= Ottawa Real Estate Board =

The Ottawa Real Estate Board (OREB) is a non-profit professional association of registered real estate brokers and salespeople in the Ottawa, Canada area. OREB was formed in 1919 and incorporated in 1921. In 1982, the name was changed to 'Real Estate Board of Ottawa-Carleton', and was changed back to the 'Ottawa Real Estate Board' in 2000.

OREB has been maintaining statistics of Ottawa house prices since 1956. The average home price in Ottawa in 2008 was $289,766, a 6.35% increase over 2007.

==History==

Ottawa’s Co-operative Listing service was created in 1949 and the name changed to Multiple Listing Service in 1963.

==Members==
Members of OREB are registered by the Real Estate Council of Ontario (RECO) to trade in real estate in Ontario.

Members and member offices can be found by using the search function on the home page of its website.
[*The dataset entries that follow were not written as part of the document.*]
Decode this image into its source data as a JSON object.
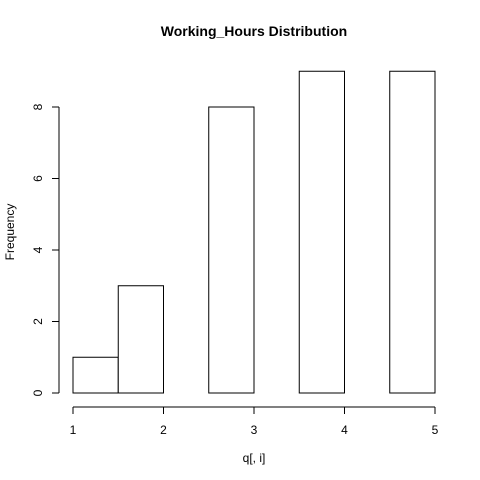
{
  "chart_data": {
    "type": "bar",
    "title": "Working_Hours Distribution",
    "xlabel": "q[, i]",
    "ylabel": "Frequency",
    "bins": [
      {
        "start": 1.0,
        "end": 1.5,
        "value": 1
      },
      {
        "start": 1.5,
        "end": 2.0,
        "value": 3
      },
      {
        "start": 2.0,
        "end": 2.5,
        "value": 0
      },
      {
        "start": 2.5,
        "end": 3.0,
        "value": 8
      },
      {
        "start": 3.0,
        "end": 3.5,
        "value": 0
      },
      {
        "start": 3.5,
        "end": 4.0,
        "value": 9
      },
      {
        "start": 4.0,
        "end": 4.5,
        "value": 0
      },
      {
        "start": 4.5,
        "end": 5.0,
        "value": 9
      }
    ],
    "xlim": [
      1,
      5
    ],
    "ylim": [
      0,
      9
    ],
    "x_ticks": [
      "1",
      "2",
      "3",
      "4",
      "5"
    ],
    "y_ticks": [
      "0",
      "2",
      "4",
      "6",
      "8"
    ],
    "grid": false,
    "legend": "none"
  }
}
All members of the Board are also members of the Ontario Real Estate Association and Canadian Real Estate Association, and as such, are permitted to use the term REALTOR. The REALTOR and MLS trademarks are owned by the Canadian Real Estate Association (CREA).
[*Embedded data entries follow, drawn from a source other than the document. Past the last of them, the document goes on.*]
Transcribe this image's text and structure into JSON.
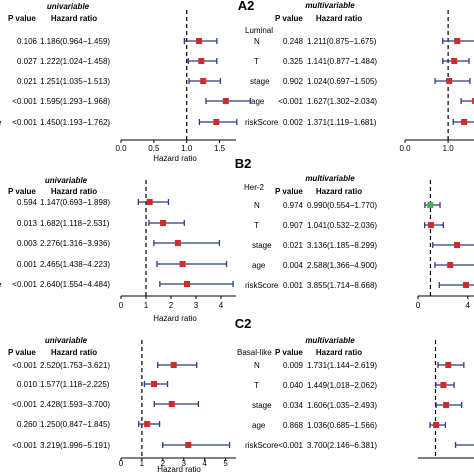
{
  "chart_data": [
    {
      "type": "forest",
      "panel_label": "",
      "subgroup": "",
      "analysis": "univariable",
      "col_p": "P value",
      "col_hr": "Hazard ratio",
      "rows": [
        {
          "name": "",
          "p": "0.106",
          "hr_text": "1.186(0.964−1.459)",
          "hr": 1.186,
          "lo": 0.964,
          "hi": 1.459
        },
        {
          "name": "",
          "p": "0.027",
          "hr_text": "1.222(1.024−1.458)",
          "hr": 1.222,
          "lo": 1.024,
          "hi": 1.458
        },
        {
          "name": "",
          "p": "0.021",
          "hr_text": "1.251(1.035−1.513)",
          "hr": 1.251,
          "lo": 1.035,
          "hi": 1.513
        },
        {
          "name": "",
          "p": "<0.001",
          "hr_text": "1.595(1.293−1.968)",
          "hr": 1.595,
          "lo": 1.293,
          "hi": 1.968
        },
        {
          "name": "e",
          "p": "<0.001",
          "hr_text": "1.450(1.193−1.762)",
          "hr": 1.45,
          "lo": 1.193,
          "hi": 1.762
        }
      ],
      "xlim": [
        0,
        1.75
      ],
      "ticks": [
        "0.0",
        "0.5",
        "1.0",
        "1.5"
      ],
      "xlabel": "Hazard ratio"
    },
    {
      "type": "forest",
      "panel_label": "A2",
      "subgroup": "Luminal",
      "analysis": "multivariable",
      "col_p": "P value",
      "col_hr": "Hazard ratio",
      "rows": [
        {
          "name": "N",
          "p": "0.248",
          "hr_text": "1.211(0.875−1.675)",
          "hr": 1.211,
          "lo": 0.875,
          "hi": 1.675
        },
        {
          "name": "T",
          "p": "0.325",
          "hr_text": "1.141(0.877−1.484)",
          "hr": 1.141,
          "lo": 0.877,
          "hi": 1.484
        },
        {
          "name": "stage",
          "p": "0.902",
          "hr_text": "1.024(0.697−1.505)",
          "hr": 1.024,
          "lo": 0.697,
          "hi": 1.505
        },
        {
          "name": "age",
          "p": "<0.001",
          "hr_text": "1.627(1.302−2.034)",
          "hr": 1.627,
          "lo": 1.302,
          "hi": 2.034
        },
        {
          "name": "riskScore",
          "p": "0.002",
          "hr_text": "1.371(1.119−1.681)",
          "hr": 1.371,
          "lo": 1.119,
          "hi": 1.681
        }
      ],
      "xlim": [
        0,
        1.6
      ],
      "ticks": [
        "0.0",
        "1.0"
      ],
      "xlabel": ""
    },
    {
      "type": "forest",
      "panel_label": "",
      "subgroup": "",
      "analysis": "univariable",
      "col_p": "P value",
      "col_hr": "Hazard ratio",
      "rows": [
        {
          "name": "",
          "p": "0.594",
          "hr_text": "1.147(0.693−1.898)",
          "hr": 1.147,
          "lo": 0.693,
          "hi": 1.898
        },
        {
          "name": "",
          "p": "0.013",
          "hr_text": "1.682(1.118−2.531)",
          "hr": 1.682,
          "lo": 1.118,
          "hi": 2.531
        },
        {
          "name": "",
          "p": "0.003",
          "hr_text": "2.276(1.316−3.936)",
          "hr": 2.276,
          "lo": 1.316,
          "hi": 3.936
        },
        {
          "name": "",
          "p": "0.001",
          "hr_text": "2.465(1.438−4.223)",
          "hr": 2.465,
          "lo": 1.438,
          "hi": 4.223
        },
        {
          "name": "e",
          "p": "<0.001",
          "hr_text": "2.640(1.554−4.484)",
          "hr": 2.64,
          "lo": 1.554,
          "hi": 4.484
        }
      ],
      "xlim": [
        0,
        4.6
      ],
      "ticks": [
        "0",
        "1",
        "2",
        "3",
        "4"
      ],
      "xlabel": "Hazard ratio"
    },
    {
      "type": "forest",
      "panel_label": "B2",
      "subgroup": "Her-2",
      "analysis": "multivariable",
      "col_p": "P value",
      "col_hr": "Hazard ratio",
      "rows": [
        {
          "name": "N",
          "p": "0.974",
          "hr_text": "0.990(0.554−1.770)",
          "hr": 0.99,
          "lo": 0.554,
          "hi": 1.77
        },
        {
          "name": "T",
          "p": "0.907",
          "hr_text": "1.041(0.532−2.036)",
          "hr": 1.041,
          "lo": 0.532,
          "hi": 2.036
        },
        {
          "name": "stage",
          "p": "0.021",
          "hr_text": "3.136(1.185−8.299)",
          "hr": 3.136,
          "lo": 1.185,
          "hi": 8.299
        },
        {
          "name": "age",
          "p": "0.004",
          "hr_text": "2.588(1.366−4.900)",
          "hr": 2.588,
          "lo": 1.366,
          "hi": 4.9
        },
        {
          "name": "riskScore",
          "p": "0.001",
          "hr_text": "3.855(1.714−8.668)",
          "hr": 3.855,
          "lo": 1.714,
          "hi": 8.668
        }
      ],
      "xlim": [
        0,
        4.5
      ],
      "ticks": [
        "0",
        "4"
      ],
      "xlabel": ""
    },
    {
      "type": "forest",
      "panel_label": "",
      "subgroup": "",
      "analysis": "univariable",
      "col_p": "P value",
      "col_hr": "Hazard ratio",
      "rows": [
        {
          "name": "",
          "p": "<0.001",
          "hr_text": "2.520(1.753−3.621)",
          "hr": 2.52,
          "lo": 1.753,
          "hi": 3.621
        },
        {
          "name": "",
          "p": "0.010",
          "hr_text": "1.577(1.118−2.225)",
          "hr": 1.577,
          "lo": 1.118,
          "hi": 2.225
        },
        {
          "name": "",
          "p": "<0.001",
          "hr_text": "2.428(1.593−3.700)",
          "hr": 2.428,
          "lo": 1.593,
          "hi": 3.7
        },
        {
          "name": "",
          "p": "0.260",
          "hr_text": "1.250(0.847−1.845)",
          "hr": 1.25,
          "lo": 0.847,
          "hi": 1.845
        },
        {
          "name": "",
          "p": "<0.001",
          "hr_text": "3.219(1.996−5.191)",
          "hr": 3.219,
          "lo": 1.996,
          "hi": 5.191
        }
      ],
      "xlim": [
        0,
        5.5
      ],
      "ticks": [
        "0",
        "1",
        "2",
        "3",
        "4",
        "5"
      ],
      "xlabel": "Hazard ratio"
    },
    {
      "type": "forest",
      "panel_label": "C2",
      "subgroup": "Basal-like",
      "analysis": "multivariable",
      "col_p": "P value",
      "col_hr": "Hazard ratio",
      "rows": [
        {
          "name": "N",
          "p": "0.009",
          "hr_text": "1.731(1.144−2.619)",
          "hr": 1.731,
          "lo": 1.144,
          "hi": 2.619
        },
        {
          "name": "T",
          "p": "0.040",
          "hr_text": "1.449(1.018−2.062)",
          "hr": 1.449,
          "lo": 1.018,
          "hi": 2.062
        },
        {
          "name": "stage",
          "p": "0.034",
          "hr_text": "1.606(1.035−2.493)",
          "hr": 1.606,
          "lo": 1.035,
          "hi": 2.493
        },
        {
          "name": "age",
          "p": "0.868",
          "hr_text": "1.036(0.685−1.566)",
          "hr": 1.036,
          "lo": 0.685,
          "hi": 1.566
        },
        {
          "name": "riskScore",
          "p": "<0.001",
          "hr_text": "3.700(2.146−6.381)",
          "hr": 3.7,
          "lo": 2.146,
          "hi": 6.381
        }
      ],
      "xlim": [
        0,
        3.2
      ],
      "ticks": [],
      "xlabel": ""
    }
  ],
  "colors": {
    "point": "#d22a2a",
    "point_nonsig": "#4caf50",
    "whisker": "#2c3e80",
    "axis": "#000000"
  }
}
==Mandate and board services==

OREB's mission statement is "to foster a professional environment to enable the members to carry out their practice of real estate".

OREB administers Ottawa’s Multiple Listing Service system, which uses the Matrix™ software to allow members to enter and manage their listings.

OREB maintains an up-to-date list of Open Houses for the public.